In order to answer the given question we will use some known formulas which is the formula of volume to find out the volume of the liquid. After finding the volume of the liquid we will use the ideal gas law equation to find the molecular mass of the gas.

Complete answer: Given,
The weight of an evacuated glass vessel is equal to $50.0{\text{ }}g$
The weight of the liquid = $148.0{\text{ }}g$
Density of liquid = $0.98{\text{ }}g{\text{ }}m{L^{ - 1}}$
It weighs $50.5{\text{ }}g$ when filled with ideal gas at $760{\text{ }}mm{\text{ }}Hg$ and $300{\text{ }}K$ .
The liquid's actual weight is= $148.0{\text{ }} - {\text{ }}50.0{\text{ }} = {\text{ }}98{\text{ }}g.$
Volume of the liquid $= \dfrac{{Mass}}{{Density}}$=$\dfrac{{98}}{{0.98}} = 100$
The vessel volume = $100{\text{ }}ml$ vessel contains "ideal gas" at $760{\text{ }}mm{\text{ }}Hg$ and $300{\text{ }}K$ pressure and temperature, respectively.

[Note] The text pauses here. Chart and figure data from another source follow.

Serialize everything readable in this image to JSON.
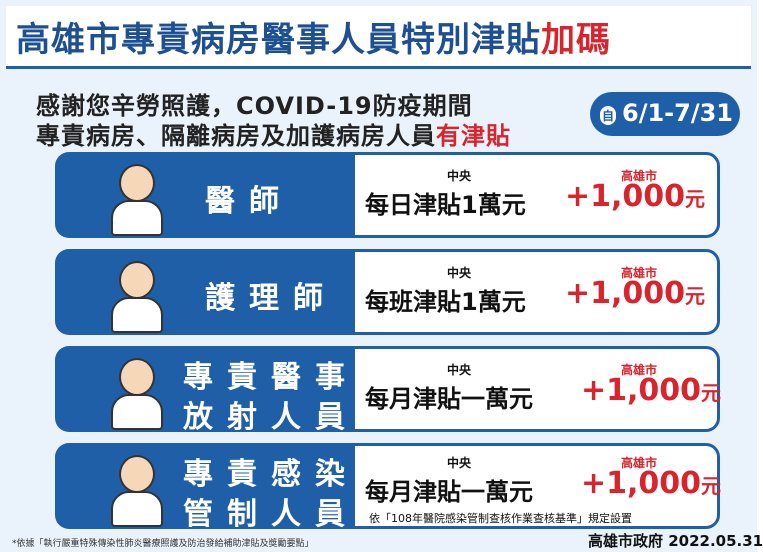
{
  "header": {
    "title": "高雄市專責病房醫事人員特別津貼",
    "title_highlight": "加碼",
    "subtitle_line1": "感謝您辛勞照護，COVID-19防疫期間",
    "subtitle_line2": "專責病房、隔離病房及加護病房人員",
    "subtitle_highlight": "有津貼",
    "badge_prefix": "自",
    "badge_date": "6/1-7/31"
  },
  "rows": [
    {
      "role": [
        "醫師"
      ],
      "central_label": "中央",
      "allowance": "每日津貼1萬元",
      "city_label": "高雄市",
      "amount": "+1,000",
      "unit": "元"
    },
    {
      "role": [
        "護理師"
      ],
      "central_label": "中央",
      "allowance": "每班津貼1萬元",
      "city_label": "高雄市",
      "amount": "+1,000",
      "unit": "元"
    },
    {
      "role": [
        "專責醫事",
        "放射人員"
      ],
      "central_label": "中央",
      "allowance": "每月津貼一萬元",
      "city_label": "高雄市",
      "amount": "+1,000",
      "unit": "元"
    },
    {
      "role": [
        "專責感染",
        "管制人員"
      ],
      "central_label": "中央",
      "allowance": "每月津貼一萬元",
      "city_label": "高雄市",
      "amount": "+1,000",
      "unit": "元",
      "note": "依「108年醫院感染管制查核作業查核基準」規定設置"
    }
  ],
  "footer": {
    "note": "*依據「執行嚴重特殊傳染性肺炎醫療照護及防治發給補助津貼及獎勵要點」",
    "logo": "高雄市政府 2022.05.31"
  }
}
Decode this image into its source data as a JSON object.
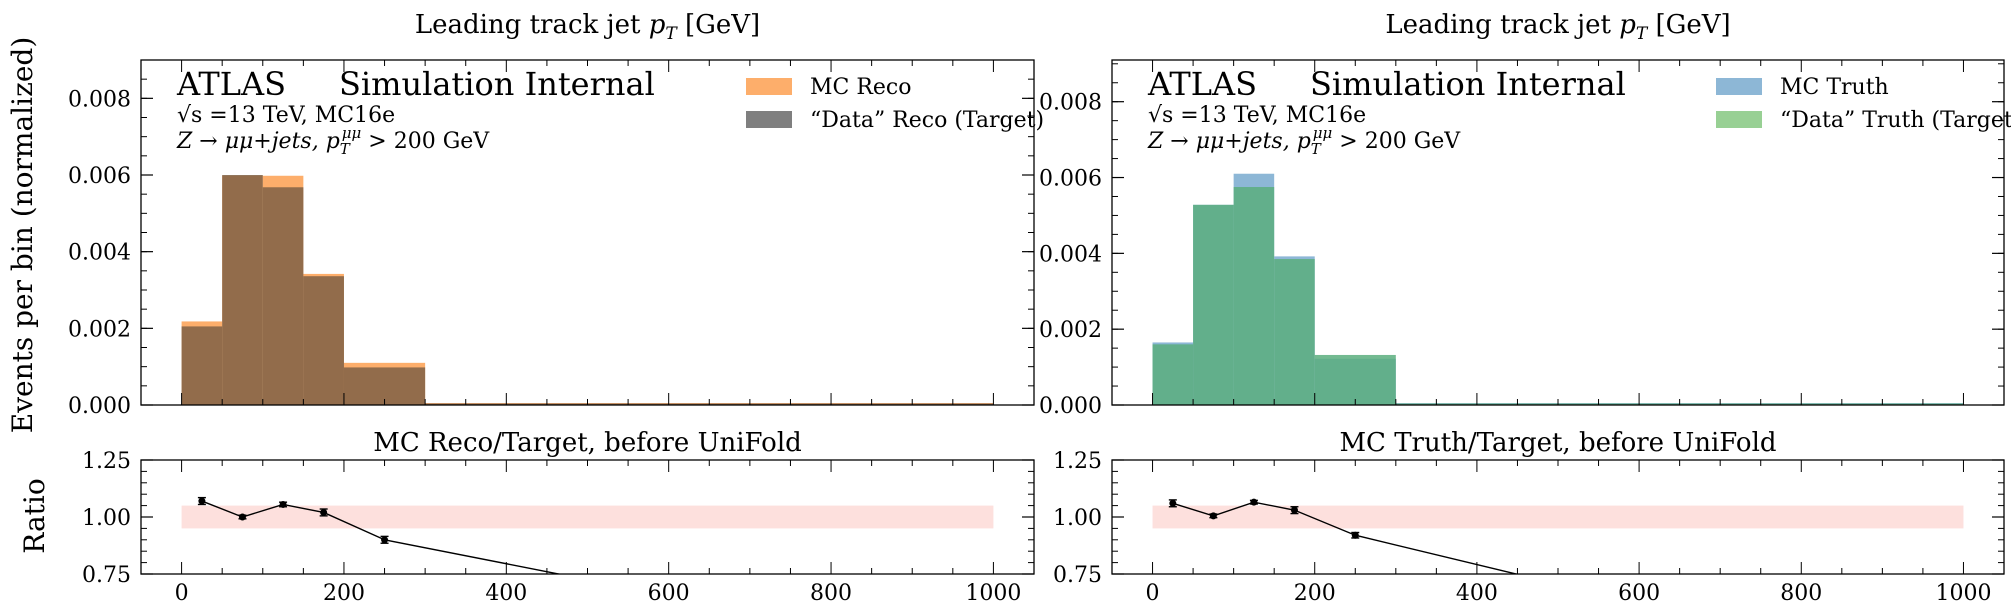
{
  "y_axis_label": "Events per bin (normalized)",
  "ratio_axis_label": "Ratio",
  "chart_data": [
    {
      "type": "histogram",
      "title": "Leading track jet p_T [GeV]",
      "title_prefix": "Leading track jet ",
      "title_var": "p",
      "title_sub": "T",
      "title_suffix": " [GeV]",
      "atlas_label": "ATLAS",
      "atlas_sub": "Simulation Internal",
      "energy_text": "√s =13 TeV, MC16e",
      "process_text": "Z → μμ+jets, p_T^μμ > 200 GeV",
      "process_main": "Z → μμ+jets, p",
      "process_sup": "μμ",
      "process_sub": "T",
      "process_tail": " > 200 GeV",
      "xlim": [
        -50,
        1050
      ],
      "ylim": [
        0,
        0.009
      ],
      "yticks": [
        "0.000",
        "0.002",
        "0.004",
        "0.006",
        "0.008"
      ],
      "ytick_values": [
        0,
        0.002,
        0.004,
        0.006,
        0.008
      ],
      "grid": false,
      "legend_position": "top-right",
      "bin_edges": [
        0,
        50,
        100,
        150,
        200,
        300,
        1000
      ],
      "series": [
        {
          "name": "MC Reco",
          "color": "#fdae6b",
          "values": [
            0.00218,
            0.00598,
            0.00598,
            0.00342,
            0.0011,
            5e-05
          ]
        },
        {
          "name": "“Data” Reco (Target)",
          "color": "#7f6045",
          "legend_color": "#7f7f7f",
          "values": [
            0.00205,
            0.006,
            0.00568,
            0.00336,
            0.00098,
            4e-05
          ]
        }
      ],
      "ratio": {
        "title": "MC Reco/Target, before UniFold",
        "ylim": [
          0.75,
          1.25
        ],
        "yticks": [
          "0.75",
          "1.00",
          "1.25"
        ],
        "ytick_values": [
          0.75,
          1.0,
          1.25
        ],
        "xticks": [
          "0",
          "200",
          "400",
          "600",
          "800",
          "1000"
        ],
        "xtick_values": [
          0,
          200,
          400,
          600,
          800,
          1000
        ],
        "band": [
          0.95,
          1.05
        ],
        "band_color": "#fde0dd",
        "points": [
          {
            "x": 25,
            "y": 1.07,
            "err": 0.015
          },
          {
            "x": 75,
            "y": 1.0,
            "err": 0.008
          },
          {
            "x": 125,
            "y": 1.055,
            "err": 0.01
          },
          {
            "x": 175,
            "y": 1.02,
            "err": 0.015
          },
          {
            "x": 250,
            "y": 0.9,
            "err": 0.015
          },
          {
            "x": 650,
            "y": 0.62,
            "err": 0.0
          }
        ]
      }
    },
    {
      "type": "histogram",
      "title": "Leading track jet p_T [GeV]",
      "title_prefix": "Leading track jet ",
      "title_var": "p",
      "title_sub": "T",
      "title_suffix": " [GeV]",
      "atlas_label": "ATLAS",
      "atlas_sub": "Simulation Internal",
      "energy_text": "√s =13 TeV, MC16e",
      "process_text": "Z → μμ+jets, p_T^μμ > 200 GeV",
      "process_main": "Z → μμ+jets, p",
      "process_sup": "μμ",
      "process_sub": "T",
      "process_tail": " > 200 GeV",
      "xlim": [
        -50,
        1050
      ],
      "ylim": [
        0,
        0.0091
      ],
      "yticks": [
        "0.000",
        "0.002",
        "0.004",
        "0.006",
        "0.008"
      ],
      "ytick_values": [
        0,
        0.002,
        0.004,
        0.006,
        0.008
      ],
      "grid": false,
      "legend_position": "top-right",
      "bin_edges": [
        0,
        50,
        100,
        150,
        200,
        300,
        1000
      ],
      "series": [
        {
          "name": "MC Truth",
          "color": "#8db7d6",
          "values": [
            0.00165,
            0.00528,
            0.0061,
            0.00392,
            0.00122,
            5e-05
          ]
        },
        {
          "name": "“Data” Truth (Target)",
          "color": "#5bae7e",
          "legend_color": "#98d094",
          "values": [
            0.0016,
            0.00528,
            0.00575,
            0.00385,
            0.00132,
            4e-05
          ]
        }
      ],
      "ratio": {
        "title": "MC Truth/Target, before UniFold",
        "ylim": [
          0.75,
          1.25
        ],
        "yticks": [
          "0.75",
          "1.00",
          "1.25"
        ],
        "ytick_values": [
          0.75,
          1.0,
          1.25
        ],
        "xticks": [
          "0",
          "200",
          "400",
          "600",
          "800",
          "1000"
        ],
        "xtick_values": [
          0,
          200,
          400,
          600,
          800,
          1000
        ],
        "band": [
          0.95,
          1.05
        ],
        "band_color": "#fde0dd",
        "points": [
          {
            "x": 25,
            "y": 1.06,
            "err": 0.015
          },
          {
            "x": 75,
            "y": 1.005,
            "err": 0.008
          },
          {
            "x": 125,
            "y": 1.065,
            "err": 0.008
          },
          {
            "x": 175,
            "y": 1.03,
            "err": 0.015
          },
          {
            "x": 250,
            "y": 0.92,
            "err": 0.012
          },
          {
            "x": 600,
            "y": 0.62,
            "err": 0.0
          }
        ]
      }
    }
  ]
}
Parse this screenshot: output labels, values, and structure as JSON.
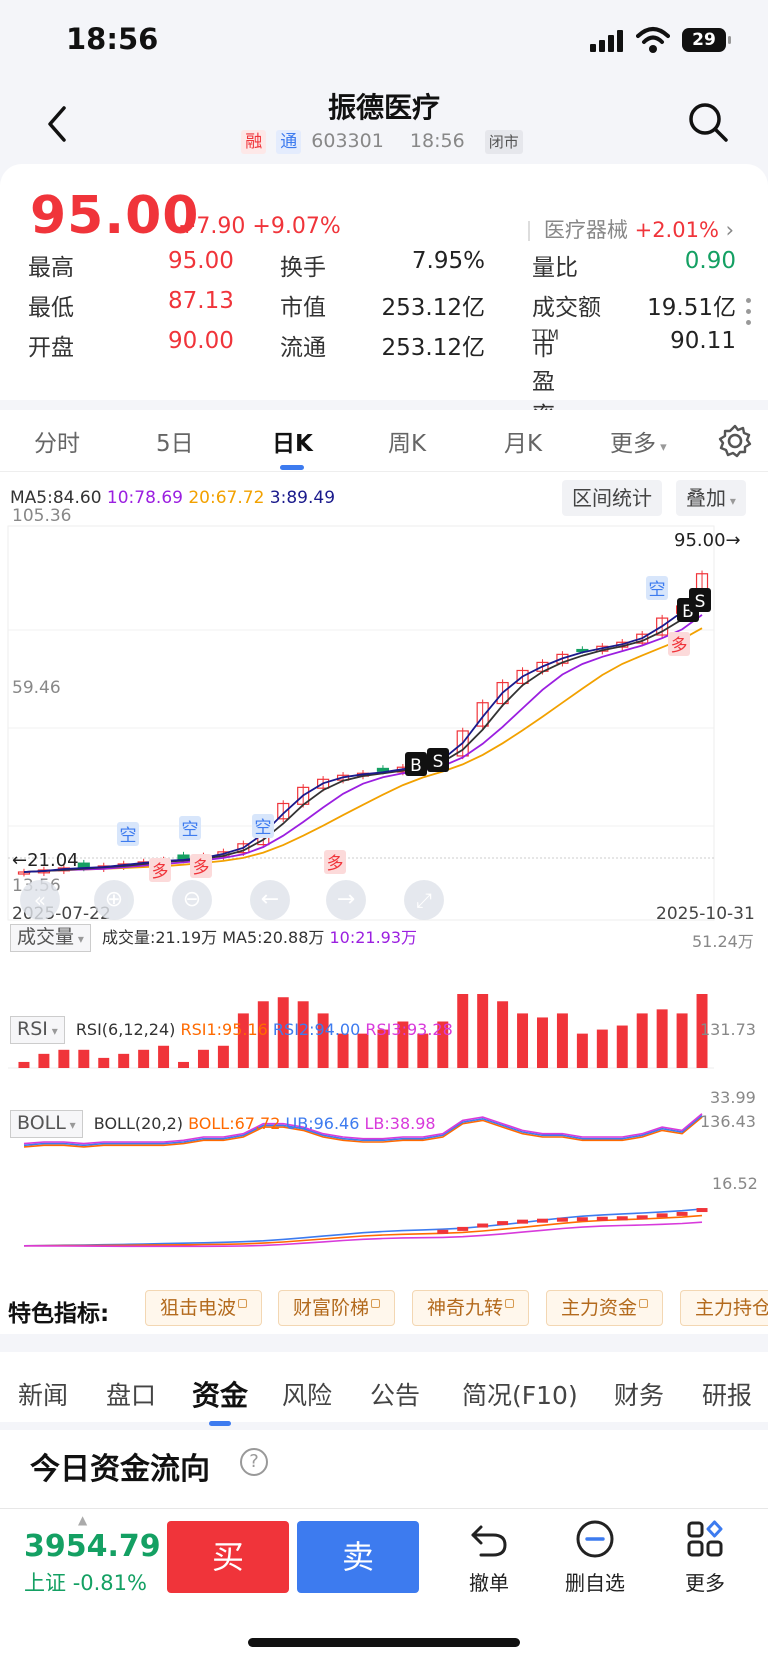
{
  "status": {
    "time": "18:56",
    "battery": "29"
  },
  "header": {
    "name": "振德医疗",
    "tag_margin": "融",
    "tag_connect": "通",
    "code": "603301",
    "time": "18:56",
    "status_tag": "闭市"
  },
  "quote": {
    "price": "95.00",
    "change": "+7.90",
    "change_pct": "+9.07%",
    "sector_name": "医疗器械",
    "sector_pct": "+2.01%",
    "rows": [
      {
        "l1": "最高",
        "v1": "95.00",
        "l2": "换手",
        "v2": "7.95%",
        "l3": "量比",
        "v3": "0.90"
      },
      {
        "l1": "最低",
        "v1": "87.13",
        "l2": "市值",
        "v2": "253.12亿",
        "l3": "成交额",
        "v3": "19.51亿"
      },
      {
        "l1": "开盘",
        "v1": "90.00",
        "l2": "流通",
        "v2": "253.12亿",
        "l3": "市盈率",
        "l3_sup": "TTM",
        "v3": "90.11"
      }
    ]
  },
  "period_tabs": [
    "分时",
    "5日",
    "日K",
    "周K",
    "月K",
    "更多"
  ],
  "chart": {
    "ma_legend": {
      "ma5": "MA5:84.60",
      "ma10": "10:78.69",
      "ma20": "20:67.72",
      "ma3": "3:89.49"
    },
    "btn_range": "区间统计",
    "btn_overlay": "叠加",
    "y_max": "105.36",
    "y_mid": "59.46",
    "y_min": "13.56",
    "last_price_label": "95.00",
    "low_label": "21.04",
    "date_start": "2025-07-22",
    "date_end": "2025-10-31",
    "signal_empty": "空",
    "signal_long": "多",
    "signal_b": "B",
    "signal_s": "S",
    "volume": {
      "box": "成交量",
      "vol": "成交量:21.19万",
      "ma5": "MA5:20.88万",
      "ma10": "10:21.93万",
      "max": "51.24万"
    },
    "rsi": {
      "box": "RSI",
      "params": "RSI(6,12,24)",
      "rsi1": "RSI1:95.16",
      "rsi2": "RSI2:94.00",
      "rsi3": "RSI3:93.28",
      "max": "131.73",
      "min": "33.99"
    },
    "boll": {
      "box": "BOLL",
      "params": "BOLL(20,2)",
      "boll": "BOLL:67.72",
      "ub": "UB:96.46",
      "lb": "LB:38.98",
      "max": "136.43",
      "min": "16.52"
    }
  },
  "chart_data": {
    "type": "candlestick",
    "x_range": [
      "2025-07-22",
      "2025-10-31"
    ],
    "ylim": [
      13.56,
      105.36
    ],
    "approx_close_path": [
      21.0,
      21.5,
      22.0,
      22.0,
      22.5,
      23.0,
      23.5,
      24.0,
      24.0,
      25.0,
      26.0,
      28.0,
      33.0,
      38.0,
      42.0,
      44.0,
      45.0,
      45.5,
      46.0,
      47.0,
      48.0,
      50.0,
      56.0,
      63.0,
      68.0,
      71.0,
      73.0,
      75.0,
      76.0,
      77.0,
      78.0,
      80.0,
      84.0,
      87.0,
      95.0
    ],
    "last_close": 95.0
  },
  "special": {
    "label": "特色指标:",
    "chips": [
      "狙击电波",
      "财富阶梯",
      "神奇九转",
      "主力资金",
      "主力持仓"
    ]
  },
  "info_tabs": [
    "新闻",
    "盘口",
    "资金",
    "风险",
    "公告",
    "简况(F10)",
    "财务",
    "研报"
  ],
  "flow_title": "今日资金流向",
  "bottom": {
    "index_value": "3954.79",
    "index_name": "上证",
    "index_pct": "-0.81%",
    "buy": "买",
    "sell": "卖",
    "cancel": "撤单",
    "remove_fav": "删自选",
    "more": "更多"
  },
  "colors": {
    "up": "#f0343a",
    "down": "#14a063",
    "accent": "#3d7bef",
    "ma5": "#333333",
    "ma10": "#9b1fe0",
    "ma20": "#f2a100",
    "ma3": "#1a1a8c"
  }
}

Ideal gas weight = $50.5{\text{ }} - {\text{ }}50.0{\text{ }} = {\text{ }}0.5{\text{ }}g$
The ideal gas law is the state equation for a hypothetical ideal gas. Despite its flaws, it is a good approximation to the behaviour of many gases under a variety of situations. $PV{\text{ }} = {\text{ }}nRT$ is the ideal gas equation.
Considering, $PV{\text{ }} = {\text{ }}nRT$
We know that, $n = \dfrac{w}{m}$
So, $PV$= $\dfrac{w}{m}RT$
$\Rightarrow \dfrac{{760}}{{760}} \times \dfrac{{100}}{{1000}} = \dfrac{{0.5}}{M} \times 0.0821 \times 300 \\\ \Rightarrow M = 123.15 \approx 123g \\\$
(We know that the ideal gas pressure is $760mm{\text{ }}Hg$ .) The given pressure is also $760mm{\text{ }}Hg$ . As a result, $\dfrac{{760}}{{760}}{\text{ }} = {\text{ }}P{\text{ }} = {\text{ }}1$ )
As a result, the gas's "molecular weight" $\left( m \right)$ = $123{\text{ }}g\,mo{l^{ - 1}}.$

Note:
The equation of state given here $\left( {PV = nRT} \right)$ only applies to an ideal gas or a real gas that behaves sufficiently like an ideal gas as an approximation. The equation of state can be expressed in a variety of ways. The ideal gas law is most accurate for monatomic gases at high temperatures and low pressures because it ignores both molecular size and intermolecular attractions.